The Siegfried Lämmle Art and Antiques Business

The art dealer Siegfried Lämmle Lämmle specialised in the sale of sculptures, the decorative arts, paintings and works on paper. Since 1922 his art and antiques business, founded in 1894, had been located in the representative Almeida Palais at 51, Brienner Strasse. Since the turn of the century it had become one of the best addresses for museums and collectors from all over Germany. Lämmle was an honorary member of the ‘Münchner Altertumsverein’ (Munich Antiquities Society), founded in 1864, and also belonged to the ‘Vereinigung der Freunde der Staatlichen Graphischen Sammlung München e. V.’ (Friends of the Prints Collection). Since 1928, his son, Walter, had assisted him in the ‘Kunst- und Antiquitätenhandlung’.

In August 1935, the Nazis informed Siegfried Lämmle that he had been barred from the ‘Reichskammer der bildenden Künste’ (Reich Chamber of Fine Arts). In autumn 1936 Siegfried und Walter Lämmle began to wind up their art business. The objections they made to the ‘Reichskammer’ about the forced liquidation of their business were to no avail. They were forced to sell their exquisite items at knock-down prices and witness the closure of their successful art and antiques business.

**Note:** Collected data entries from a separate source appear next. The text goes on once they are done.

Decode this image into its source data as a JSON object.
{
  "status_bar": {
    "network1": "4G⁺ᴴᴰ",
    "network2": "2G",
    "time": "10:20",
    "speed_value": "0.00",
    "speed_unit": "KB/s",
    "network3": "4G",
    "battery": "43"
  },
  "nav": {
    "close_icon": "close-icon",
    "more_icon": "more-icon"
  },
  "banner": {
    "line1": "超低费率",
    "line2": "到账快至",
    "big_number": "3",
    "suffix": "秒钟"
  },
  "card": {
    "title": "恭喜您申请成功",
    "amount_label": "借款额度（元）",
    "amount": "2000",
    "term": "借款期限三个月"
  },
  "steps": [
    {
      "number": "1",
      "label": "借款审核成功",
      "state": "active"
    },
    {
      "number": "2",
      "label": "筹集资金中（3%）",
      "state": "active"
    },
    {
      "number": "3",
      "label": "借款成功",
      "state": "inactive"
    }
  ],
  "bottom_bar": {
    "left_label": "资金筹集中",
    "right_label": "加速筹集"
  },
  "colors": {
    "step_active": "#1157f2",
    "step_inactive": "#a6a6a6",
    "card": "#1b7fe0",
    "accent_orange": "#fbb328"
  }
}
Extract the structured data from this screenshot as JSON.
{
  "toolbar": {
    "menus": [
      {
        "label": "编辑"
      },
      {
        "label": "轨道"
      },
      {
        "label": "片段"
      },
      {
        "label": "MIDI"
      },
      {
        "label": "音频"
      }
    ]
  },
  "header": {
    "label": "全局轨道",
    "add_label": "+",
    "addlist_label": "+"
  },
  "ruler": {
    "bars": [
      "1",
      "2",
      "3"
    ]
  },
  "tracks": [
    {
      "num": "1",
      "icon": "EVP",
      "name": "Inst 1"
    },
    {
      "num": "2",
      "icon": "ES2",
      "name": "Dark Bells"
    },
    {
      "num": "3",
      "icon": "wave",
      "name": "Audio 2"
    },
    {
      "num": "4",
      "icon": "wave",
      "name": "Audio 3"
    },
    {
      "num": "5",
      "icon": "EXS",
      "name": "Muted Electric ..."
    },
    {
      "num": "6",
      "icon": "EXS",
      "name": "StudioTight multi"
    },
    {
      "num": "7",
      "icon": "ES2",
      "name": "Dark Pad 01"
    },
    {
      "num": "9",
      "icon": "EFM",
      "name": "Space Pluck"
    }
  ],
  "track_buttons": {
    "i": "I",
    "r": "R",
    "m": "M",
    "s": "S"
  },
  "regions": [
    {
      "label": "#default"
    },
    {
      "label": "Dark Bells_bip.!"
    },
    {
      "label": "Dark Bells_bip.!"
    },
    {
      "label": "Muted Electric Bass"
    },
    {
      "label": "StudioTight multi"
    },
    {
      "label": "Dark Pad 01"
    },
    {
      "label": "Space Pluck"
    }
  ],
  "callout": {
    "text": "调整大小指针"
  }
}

On 30 September 1938 Siegfried Lämmle fled to Los Angeles in the USA via Frankfurt a. M., together with his wife, Betty. They were met by Siegfried’s brother, Carl, who worked as a film producer and had founded Universal Studios in 1912. Together with his son, Walter, Siegfried Lämmle opened the ‘Laemmle Gallery’ in Los Angeles.

In September 1936 Siegfried Lämmle had informed his customers about the imminent closure of his business and announced that there would be drastic price reductions. Soon afterwards the museum director, Konrad Schießl, visited the art and antiques shop. Up until 1937 he made several purchases and acquired a total of 122 works of art for the Münchner Stadtmuseum, including an important batch of works known as the Krumper Bequest.

The Krumper Bequest comprises 52 architectural drawings by the Munich sculptor and architect Hans Krumper and by other artists including Friedrich Sustris, Johann Mathias Kager and Hubert Gerhard. These are predominantly designs dating from around 1600 for the interior furnishing of churches in Munich. The Krumper Bequest is a cultural document of considerable importance and great rarity.Before 1936, the museum director, Schießl, had – on several occasions – already attempted to acquire the bequest from Lämmle. It was not until the forced liquidation of the business and a drastic reduction in the price that this acquisition was made possible.

Following research work carried out at the Münchner Stadtmuseum on this acquisition, Siegfried Lämmle’s heirs in America were traced with the assistance of the Jewish Congregation in Vienna. An agreement was subsequently made with the family to buy back the works acquired. In this way it has been possible for the Krumper Bequest to remain in Munich as an important document of the city’s architectural history. The Münchner Stadtmuseum outlined the history of the Lämmle family in the exhibition ‘“Ehem. jüdischer Besitz” – Erwerbungen des Münchner Stadtmuseums im Nationalsozialismus’ (‘Formerly Jewish Property’ – Acquisitions by the Münchner Stadtmuseum during the Nazi Era) held between April 2918 and January 2019. The museum was pleased to welcome two members of the Lämmle family from the USA to Munich at the opening of the exhibition.